En complément de l'exposé qu'a fait le rapporteur de la situation de notre pays, l'OFCE, l'Observatoire français des conjonctures économiques, est particulièrement alarmiste quant à la dégradation des indicateurs. Il estime en effet que le PIB ne devrait retrouver son niveau actuel qu'à partir de mi-2022, après une chute de plus de 10 %, et que le taux de chômage risque de dépasser 11 % ; la consommation est prévue en baisse de plus de 9 %, l'investissement des entreprises baisserait de 23 % et le taux d'épargne pourrait s'établir à un niveau historique de 22 %, à hauteur de 100 milliards d'euros, ce qui en dit long sur la sérénité des Français.

Face à cette situation particulièrement dégradée et inquiétante, le Président de la République, lors de son dernier discours avant l'annonce de son plan de relance, a tracé le chemin : l'effort de guerre sera financé par la dette. Loin de lui la pensée de faire supporter cette dette aux générations futures : c'est la croissance à venir qui nous donnera la capacité de rembourser cette dette, nous dit-il. Le chemin est tracé : il faudra produire plus et, surtout, ne pas alourdir l'impôt, en particulier l'impôt de production. Bref, ce sera une politique de l'offre néolibérale, axée sur la compétitivité. Ce chemin auquel nous invite le Président interroge quant à ses conséquences sociales et à son efficacité. Travailler plus à moindre coût ? « Travailler plus pour gagner moins » est une expression qui me semble déjà lui coller à la peau. Ce chantage à l'emploi, que l'on commence à observer dans bon nombre d'entreprises, est devenu insupportable.

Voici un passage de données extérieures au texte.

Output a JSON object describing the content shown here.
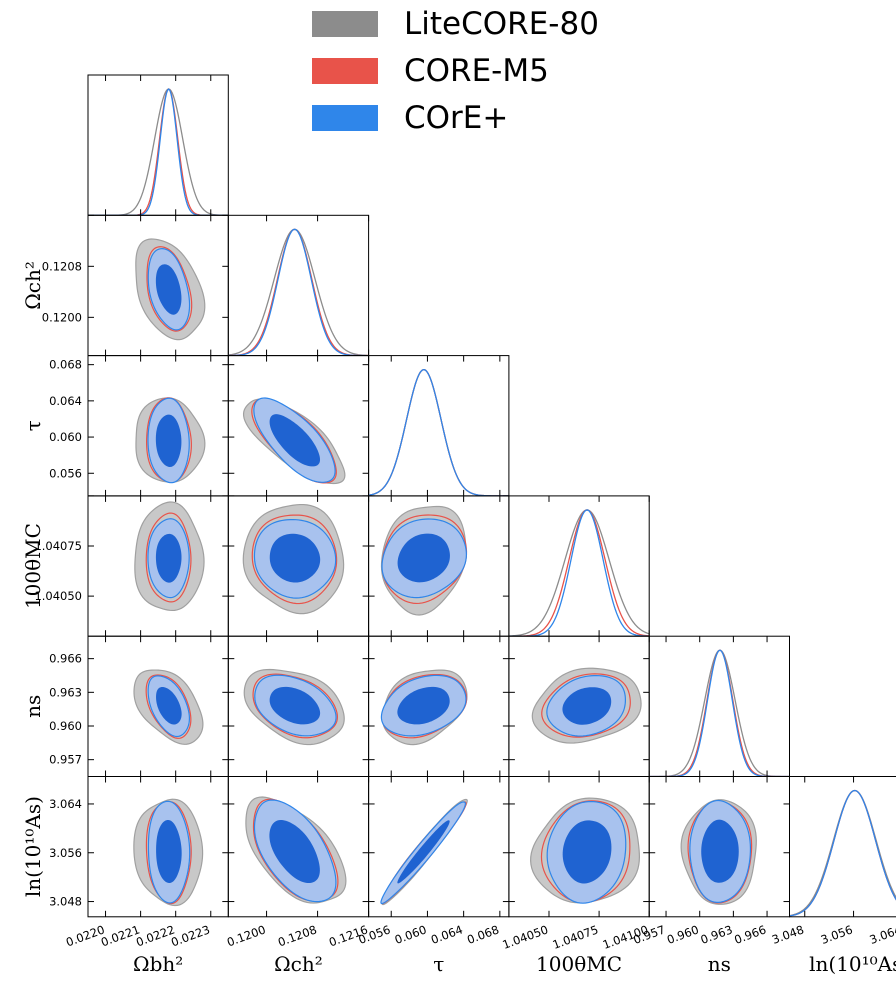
{
  "colors": {
    "litecore": "#8c8c8c",
    "coremn": "#e8534a",
    "core_plus": "#2f86ea",
    "core_plus_inner": "#1f63d1",
    "core_plus_outer": "#a8c2ee",
    "gray_fill": "#c8c8c8"
  },
  "legend": {
    "items": [
      {
        "label": "LiteCORE-80",
        "color": "#8c8c8c"
      },
      {
        "label": "CORE-M5",
        "color": "#e8534a"
      },
      {
        "label": "COrE+",
        "color": "#2f86ea"
      }
    ]
  },
  "chart_data": {
    "type": "triangle-corner",
    "parameters": [
      {
        "label": "Ωbh²",
        "center": 0.02218,
        "sd": [
          4e-05,
          2.6e-05,
          2.4e-05
        ],
        "range": [
          0.02195,
          0.02235
        ],
        "ticks": [
          0.022,
          0.0221,
          0.0222,
          0.0223
        ],
        "tick_labels": [
          "0.0220",
          "0.0221",
          "0.0222",
          "0.0223"
        ]
      },
      {
        "label": "Ωch²",
        "center": 0.12044,
        "sd": [
          0.00032,
          0.00027,
          0.00026
        ],
        "range": [
          0.1194,
          0.1216
        ],
        "ticks": [
          0.12,
          0.1208,
          0.1216
        ],
        "tick_labels": [
          "0.1200",
          "0.1208",
          "0.1216"
        ]
      },
      {
        "label": "τ",
        "center": 0.0596,
        "sd": [
          0.0019,
          0.0019,
          0.0019
        ],
        "range": [
          0.0535,
          0.069
        ],
        "ticks": [
          0.056,
          0.06,
          0.064,
          0.068
        ],
        "tick_labels": [
          "0.056",
          "0.060",
          "0.064",
          "0.068"
        ]
      },
      {
        "label": "100θMC",
        "center": 1.04069,
        "sd": [
          0.00011,
          9e-05,
          8e-05
        ],
        "range": [
          1.0403,
          1.041
        ],
        "ticks": [
          1.0405,
          1.04075,
          1.041
        ],
        "tick_labels": [
          "1.04050",
          "1.04075",
          "1.04100"
        ]
      },
      {
        "label": "ns",
        "center": 0.9618,
        "sd": [
          0.00135,
          0.00115,
          0.0011
        ],
        "range": [
          0.9555,
          0.968
        ],
        "ticks": [
          0.957,
          0.96,
          0.963,
          0.966
        ],
        "tick_labels": [
          "0.957",
          "0.960",
          "0.963",
          "0.966"
        ]
      },
      {
        "label": "ln(10¹⁰As)",
        "center": 3.0562,
        "sd": [
          0.0035,
          0.0034,
          0.0034
        ],
        "range": [
          3.0455,
          3.0685
        ],
        "ticks": [
          3.048,
          3.056,
          3.064
        ],
        "tick_labels": [
          "3.048",
          "3.056",
          "3.064"
        ]
      }
    ],
    "series": [
      {
        "name": "LiteCORE-80"
      },
      {
        "name": "CORE-M5"
      },
      {
        "name": "COrE+"
      }
    ],
    "correlations": {
      "1-0": -0.35,
      "2-0": -0.05,
      "2-1": -0.72,
      "3-0": 0.0,
      "3-1": -0.05,
      "3-2": 0.15,
      "4-0": -0.45,
      "4-1": -0.35,
      "4-2": 0.3,
      "4-3": 0.2,
      "5-0": -0.05,
      "5-1": -0.55,
      "5-2": 0.97,
      "5-3": 0.1,
      "5-4": 0.0
    },
    "contours": "68% and 95% credible regions; 1D marginal posteriors on the diagonal"
  }
}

Le remboursement de la dette sans passer par la contribution fiscale à hauteur des possibilités de chacun interroge aussi quant aux mesures qui seront instaurées. Y aura-t-il, notamment, un nouveau cap prévoyant des politiques d'austérité et, surtout, moins de service public ?

La proposition de notre collègue, qui vise à de meilleurs équilibres entre les politiques de l'offre et de la demande, nous semble raisonnable, juste et solidaire : il s'agit de demander une contribution exceptionnelle sur les très hauts revenus et les patrimoines très importants à celles et ceux qui vont au mieux pour nous donner tout simplement la capacité de redistribuer du pouvoir d'achat à celles et ceux qui en manquent, afin de relancer notre économie par la consommation, et donc provoquer de l'activité et, par voie de conséquence, de l'emploi.

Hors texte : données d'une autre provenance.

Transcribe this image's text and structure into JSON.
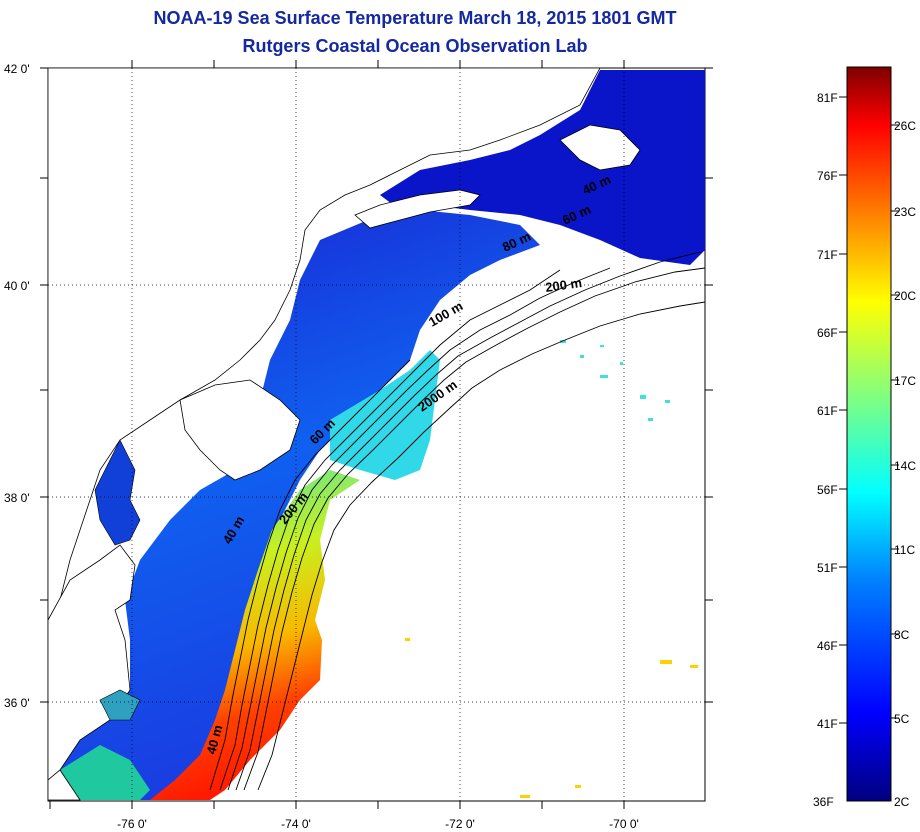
{
  "title": {
    "line1": "NOAA-19 Sea Surface Temperature March 18, 2015 1801 GMT",
    "line2": "Rutgers Coastal Ocean Observation Lab"
  },
  "axes": {
    "lat_ticks": [
      "42 0'",
      "40 0'",
      "38 0'",
      "36 0'"
    ],
    "lon_ticks": [
      "-76 0'",
      "-74 0'",
      "-72 0'",
      "-70 0'"
    ],
    "grid": true
  },
  "contours": [
    "40 m",
    "60 m",
    "80 m",
    "100 m",
    "200 m",
    "2000 m"
  ],
  "colorbar": {
    "fahrenheit": [
      "81F",
      "76F",
      "71F",
      "66F",
      "61F",
      "56F",
      "51F",
      "46F",
      "41F",
      "36F"
    ],
    "celsius": [
      "26C",
      "23C",
      "20C",
      "17C",
      "14C",
      "11C",
      "8C",
      "5C",
      "2C"
    ],
    "colors": [
      "#00007f",
      "#0000ff",
      "#0080ff",
      "#00ffff",
      "#80ff80",
      "#ffff00",
      "#ff8000",
      "#ff0000",
      "#7f0000"
    ]
  }
}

Le groupe Socialistes et apparentés profitera aussi de ce temps de parole pour proposer, par amendements, d'enrichir ce texte de dispositions visant à donner à notre budget plus de recettes pour une redistribution plus juste. Nous proposerons ainsi le rétablissement de la tranche supérieure de la taxe sur les salaires, un prélèvement de 0,5 % sur les encours d'assurance-vie supérieurs à 100 000 euros et un plafonnement du quotient conjugal. Nos propositions, comme du reste celles de la proposition de loi de Jean-Paul Dufrègne, ne portent atteinte ni à la compétitivité ni à la consommation. Les contribuables visés sont très largement capables de supporter ces contributions supplémentaires. Nous voterons donc cette proposition de loi qui est synonyme d'équilibre des politiques économiques et de justice sociale.